Intelligence checks on 153 Chinese passengers on a missing Malaysian airliner produced no red flags, China said yesterday, as Malaysia marshalled ships and planes from 26 countries to search an area the size of Australia.
Eleven days after contact was lost with Malaysia Airlines flight 370 and its 239 passengers and crew, there has been minimal progress in determining precisely what happened or where the plane ended up.
Lending fresh weight to the belief that the plane was deliberately diverted, the New York Times reported that the first turn it made off its flight path was programmed into the Boeing 777’s computer navigation system, probably by someone in the cockpit.

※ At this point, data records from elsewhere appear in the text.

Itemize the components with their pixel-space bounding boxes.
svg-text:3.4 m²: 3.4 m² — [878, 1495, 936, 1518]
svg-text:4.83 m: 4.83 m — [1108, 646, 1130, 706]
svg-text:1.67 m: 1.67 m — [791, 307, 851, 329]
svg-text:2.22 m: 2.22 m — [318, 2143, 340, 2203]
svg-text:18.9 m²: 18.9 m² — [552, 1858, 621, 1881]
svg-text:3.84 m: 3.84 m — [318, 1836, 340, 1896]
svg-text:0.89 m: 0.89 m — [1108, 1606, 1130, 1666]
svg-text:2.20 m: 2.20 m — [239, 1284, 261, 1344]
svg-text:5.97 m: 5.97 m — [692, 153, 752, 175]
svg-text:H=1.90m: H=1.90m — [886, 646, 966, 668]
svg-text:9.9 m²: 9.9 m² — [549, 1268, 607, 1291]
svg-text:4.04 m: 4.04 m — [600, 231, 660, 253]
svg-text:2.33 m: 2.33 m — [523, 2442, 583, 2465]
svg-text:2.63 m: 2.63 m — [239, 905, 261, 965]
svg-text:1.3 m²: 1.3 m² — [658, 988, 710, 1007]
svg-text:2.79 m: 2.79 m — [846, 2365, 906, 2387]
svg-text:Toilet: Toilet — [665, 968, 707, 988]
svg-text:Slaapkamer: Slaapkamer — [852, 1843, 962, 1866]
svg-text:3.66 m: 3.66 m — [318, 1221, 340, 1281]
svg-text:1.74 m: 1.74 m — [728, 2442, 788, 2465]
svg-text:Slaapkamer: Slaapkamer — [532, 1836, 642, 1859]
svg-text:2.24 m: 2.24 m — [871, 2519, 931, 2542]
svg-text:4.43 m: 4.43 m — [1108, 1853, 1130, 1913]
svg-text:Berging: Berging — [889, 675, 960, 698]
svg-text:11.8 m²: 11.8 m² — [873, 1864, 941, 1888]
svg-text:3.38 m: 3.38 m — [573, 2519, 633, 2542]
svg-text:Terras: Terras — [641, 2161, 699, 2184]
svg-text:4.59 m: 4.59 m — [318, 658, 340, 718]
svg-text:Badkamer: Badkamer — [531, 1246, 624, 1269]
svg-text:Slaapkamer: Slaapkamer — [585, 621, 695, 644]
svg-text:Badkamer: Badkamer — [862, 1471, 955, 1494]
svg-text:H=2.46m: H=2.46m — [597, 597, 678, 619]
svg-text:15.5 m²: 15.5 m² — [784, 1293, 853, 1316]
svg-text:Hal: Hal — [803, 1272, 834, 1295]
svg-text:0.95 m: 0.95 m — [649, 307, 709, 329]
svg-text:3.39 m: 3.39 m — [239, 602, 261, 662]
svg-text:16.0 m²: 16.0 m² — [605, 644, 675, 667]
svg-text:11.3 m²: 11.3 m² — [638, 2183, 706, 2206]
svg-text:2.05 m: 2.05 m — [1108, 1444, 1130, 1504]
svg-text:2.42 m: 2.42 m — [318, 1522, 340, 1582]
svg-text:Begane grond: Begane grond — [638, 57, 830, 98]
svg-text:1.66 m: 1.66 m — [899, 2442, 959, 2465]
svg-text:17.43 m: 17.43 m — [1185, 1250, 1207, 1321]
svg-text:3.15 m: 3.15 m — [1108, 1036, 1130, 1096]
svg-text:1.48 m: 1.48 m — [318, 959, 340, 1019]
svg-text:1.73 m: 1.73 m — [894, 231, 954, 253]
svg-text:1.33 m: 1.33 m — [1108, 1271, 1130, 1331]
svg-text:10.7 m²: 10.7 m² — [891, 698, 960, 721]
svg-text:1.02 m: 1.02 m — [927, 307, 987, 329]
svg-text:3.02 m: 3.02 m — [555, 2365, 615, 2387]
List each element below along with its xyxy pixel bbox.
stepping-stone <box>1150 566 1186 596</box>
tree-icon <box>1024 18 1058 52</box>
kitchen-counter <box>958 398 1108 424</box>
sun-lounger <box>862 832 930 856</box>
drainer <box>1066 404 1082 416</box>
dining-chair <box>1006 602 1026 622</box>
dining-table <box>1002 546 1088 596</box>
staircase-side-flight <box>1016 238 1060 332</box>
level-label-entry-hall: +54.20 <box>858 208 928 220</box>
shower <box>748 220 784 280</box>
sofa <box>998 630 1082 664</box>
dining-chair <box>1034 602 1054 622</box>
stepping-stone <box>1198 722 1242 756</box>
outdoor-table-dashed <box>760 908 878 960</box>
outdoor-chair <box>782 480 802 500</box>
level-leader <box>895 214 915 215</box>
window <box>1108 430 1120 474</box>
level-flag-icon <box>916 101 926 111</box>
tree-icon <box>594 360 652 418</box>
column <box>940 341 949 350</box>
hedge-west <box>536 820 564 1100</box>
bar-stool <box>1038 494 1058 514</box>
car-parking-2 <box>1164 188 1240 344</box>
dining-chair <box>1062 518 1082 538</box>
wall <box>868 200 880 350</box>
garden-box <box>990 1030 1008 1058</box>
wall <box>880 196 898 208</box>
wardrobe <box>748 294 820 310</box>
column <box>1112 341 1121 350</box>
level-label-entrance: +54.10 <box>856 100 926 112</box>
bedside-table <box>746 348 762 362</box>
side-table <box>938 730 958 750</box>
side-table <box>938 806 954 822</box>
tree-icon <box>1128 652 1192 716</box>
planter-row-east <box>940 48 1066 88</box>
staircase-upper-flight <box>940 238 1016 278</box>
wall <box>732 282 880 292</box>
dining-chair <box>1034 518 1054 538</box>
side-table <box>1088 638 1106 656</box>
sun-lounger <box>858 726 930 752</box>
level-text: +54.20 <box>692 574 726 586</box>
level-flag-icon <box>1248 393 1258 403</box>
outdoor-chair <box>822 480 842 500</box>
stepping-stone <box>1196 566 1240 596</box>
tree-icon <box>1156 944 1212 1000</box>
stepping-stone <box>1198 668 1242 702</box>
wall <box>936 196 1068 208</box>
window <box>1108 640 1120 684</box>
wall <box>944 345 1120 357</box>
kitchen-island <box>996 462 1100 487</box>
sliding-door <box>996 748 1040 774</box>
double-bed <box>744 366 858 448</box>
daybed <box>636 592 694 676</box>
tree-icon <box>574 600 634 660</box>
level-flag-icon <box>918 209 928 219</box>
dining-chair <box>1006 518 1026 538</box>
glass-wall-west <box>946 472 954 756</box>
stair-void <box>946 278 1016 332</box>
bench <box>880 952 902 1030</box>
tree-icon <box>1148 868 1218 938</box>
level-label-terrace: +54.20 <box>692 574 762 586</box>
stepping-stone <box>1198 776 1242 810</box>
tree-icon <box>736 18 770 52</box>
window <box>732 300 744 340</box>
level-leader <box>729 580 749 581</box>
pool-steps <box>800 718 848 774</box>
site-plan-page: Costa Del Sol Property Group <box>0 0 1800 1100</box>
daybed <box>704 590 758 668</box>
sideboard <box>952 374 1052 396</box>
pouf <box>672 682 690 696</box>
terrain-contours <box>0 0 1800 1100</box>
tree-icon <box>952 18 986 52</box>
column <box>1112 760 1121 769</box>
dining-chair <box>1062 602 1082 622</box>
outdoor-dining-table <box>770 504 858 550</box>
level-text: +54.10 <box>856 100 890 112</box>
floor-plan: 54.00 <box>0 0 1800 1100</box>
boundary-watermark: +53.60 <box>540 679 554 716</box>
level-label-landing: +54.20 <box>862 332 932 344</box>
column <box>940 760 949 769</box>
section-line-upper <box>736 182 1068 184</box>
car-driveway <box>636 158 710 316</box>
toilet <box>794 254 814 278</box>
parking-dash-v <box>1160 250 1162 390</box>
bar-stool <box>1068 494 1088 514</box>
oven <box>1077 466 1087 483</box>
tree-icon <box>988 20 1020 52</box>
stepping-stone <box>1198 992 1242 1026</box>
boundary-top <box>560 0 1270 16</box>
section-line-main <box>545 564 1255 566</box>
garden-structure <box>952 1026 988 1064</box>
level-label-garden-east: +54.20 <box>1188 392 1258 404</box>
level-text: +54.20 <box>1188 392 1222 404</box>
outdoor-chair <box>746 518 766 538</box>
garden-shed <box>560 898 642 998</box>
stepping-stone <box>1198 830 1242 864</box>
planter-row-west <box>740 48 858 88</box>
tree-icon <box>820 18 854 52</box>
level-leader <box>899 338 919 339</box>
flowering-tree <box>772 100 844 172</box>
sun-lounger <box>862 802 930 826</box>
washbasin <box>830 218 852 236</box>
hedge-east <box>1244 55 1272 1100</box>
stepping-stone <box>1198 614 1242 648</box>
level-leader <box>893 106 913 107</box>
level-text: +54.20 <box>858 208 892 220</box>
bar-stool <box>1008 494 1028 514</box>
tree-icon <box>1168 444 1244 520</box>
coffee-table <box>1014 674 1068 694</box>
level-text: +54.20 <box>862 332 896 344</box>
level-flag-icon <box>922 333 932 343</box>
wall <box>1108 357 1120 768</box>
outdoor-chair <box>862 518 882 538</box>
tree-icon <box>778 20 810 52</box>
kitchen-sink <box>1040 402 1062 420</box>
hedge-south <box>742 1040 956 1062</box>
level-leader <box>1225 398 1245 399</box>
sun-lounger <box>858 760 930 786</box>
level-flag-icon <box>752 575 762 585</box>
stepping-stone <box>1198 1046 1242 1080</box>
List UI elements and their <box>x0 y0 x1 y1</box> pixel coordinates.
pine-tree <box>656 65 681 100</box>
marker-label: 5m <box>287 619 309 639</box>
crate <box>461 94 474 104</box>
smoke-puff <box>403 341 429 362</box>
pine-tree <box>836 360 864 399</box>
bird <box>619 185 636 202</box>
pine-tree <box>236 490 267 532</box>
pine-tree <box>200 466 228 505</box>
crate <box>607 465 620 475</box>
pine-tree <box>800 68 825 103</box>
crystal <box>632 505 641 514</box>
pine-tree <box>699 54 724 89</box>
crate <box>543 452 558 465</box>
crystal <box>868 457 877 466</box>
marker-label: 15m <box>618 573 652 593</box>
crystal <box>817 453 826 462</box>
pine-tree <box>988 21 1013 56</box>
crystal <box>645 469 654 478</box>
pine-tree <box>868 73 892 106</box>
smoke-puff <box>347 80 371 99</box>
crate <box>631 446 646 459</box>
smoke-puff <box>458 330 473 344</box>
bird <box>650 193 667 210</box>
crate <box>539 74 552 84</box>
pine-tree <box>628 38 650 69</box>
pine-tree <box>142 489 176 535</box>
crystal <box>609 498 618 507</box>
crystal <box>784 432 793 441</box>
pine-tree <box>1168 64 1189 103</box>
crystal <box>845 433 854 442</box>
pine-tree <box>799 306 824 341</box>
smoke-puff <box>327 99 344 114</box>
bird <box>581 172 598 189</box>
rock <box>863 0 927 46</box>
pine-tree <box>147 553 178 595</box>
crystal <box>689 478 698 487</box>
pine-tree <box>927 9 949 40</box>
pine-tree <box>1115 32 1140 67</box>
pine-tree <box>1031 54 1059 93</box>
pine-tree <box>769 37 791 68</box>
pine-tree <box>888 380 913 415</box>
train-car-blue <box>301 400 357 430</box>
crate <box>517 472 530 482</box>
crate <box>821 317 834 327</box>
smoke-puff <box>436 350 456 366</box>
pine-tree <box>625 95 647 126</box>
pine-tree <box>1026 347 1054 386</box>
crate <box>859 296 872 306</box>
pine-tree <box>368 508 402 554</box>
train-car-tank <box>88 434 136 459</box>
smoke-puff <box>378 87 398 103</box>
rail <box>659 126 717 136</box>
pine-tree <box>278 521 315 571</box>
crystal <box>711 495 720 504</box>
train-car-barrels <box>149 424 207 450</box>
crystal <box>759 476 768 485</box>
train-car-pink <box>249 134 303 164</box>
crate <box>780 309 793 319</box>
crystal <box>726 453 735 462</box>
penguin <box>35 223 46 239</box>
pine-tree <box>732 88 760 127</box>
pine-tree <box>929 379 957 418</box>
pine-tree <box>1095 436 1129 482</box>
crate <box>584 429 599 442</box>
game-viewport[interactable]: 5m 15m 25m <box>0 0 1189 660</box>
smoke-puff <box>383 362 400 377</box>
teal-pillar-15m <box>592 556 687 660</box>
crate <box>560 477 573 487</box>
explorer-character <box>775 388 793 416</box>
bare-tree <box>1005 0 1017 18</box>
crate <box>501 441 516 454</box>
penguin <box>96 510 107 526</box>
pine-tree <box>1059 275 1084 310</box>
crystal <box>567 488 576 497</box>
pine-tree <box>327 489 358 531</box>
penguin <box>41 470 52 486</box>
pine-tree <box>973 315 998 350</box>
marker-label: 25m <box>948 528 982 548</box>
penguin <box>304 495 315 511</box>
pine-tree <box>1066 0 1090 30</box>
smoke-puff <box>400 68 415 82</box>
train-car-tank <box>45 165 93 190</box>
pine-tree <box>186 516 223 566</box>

Rather than manually operating the plane’s controls, whoever altered flight 370’s path typed seven or eight keystrokes into a computer situated between the captain and the co-pilot, the newspaper said, quoting US officials.
Two-thirds of those on board were Chinese, and Malaysia had asked authorities in Beijing to run an exhaustive background check on all their nationals as part of a probe into everyone aboard.
Chinese Ambassador to Malaysia Huang Huikang (黃惠康) yesterday said no evidence had been found that would link anyone to a possible hijacking or terrorist attack on the jet.
Chinese media has been critical of Malaysia’s handling of the investigation, saying valuable time and resources were wasted in the hours and days immediately after the aircraft disappeared on March 8.
Meanwhile, Thailand’s military said its radar detected a plane that may have been Malaysia Airlines flight 370 just minutes after the missing jetliner’s communications went down, adding that it did not share the information earlier because it was not specifically asked for it.
Thai air force spokesman Montol Suchookorn yesterday said the plane followed a twisting flight path to the Strait of Malacca, which is where Malaysian radar tracked flight 370 early on March 8.
However, Montol said the Thai military was not sure whether it detected the same plane.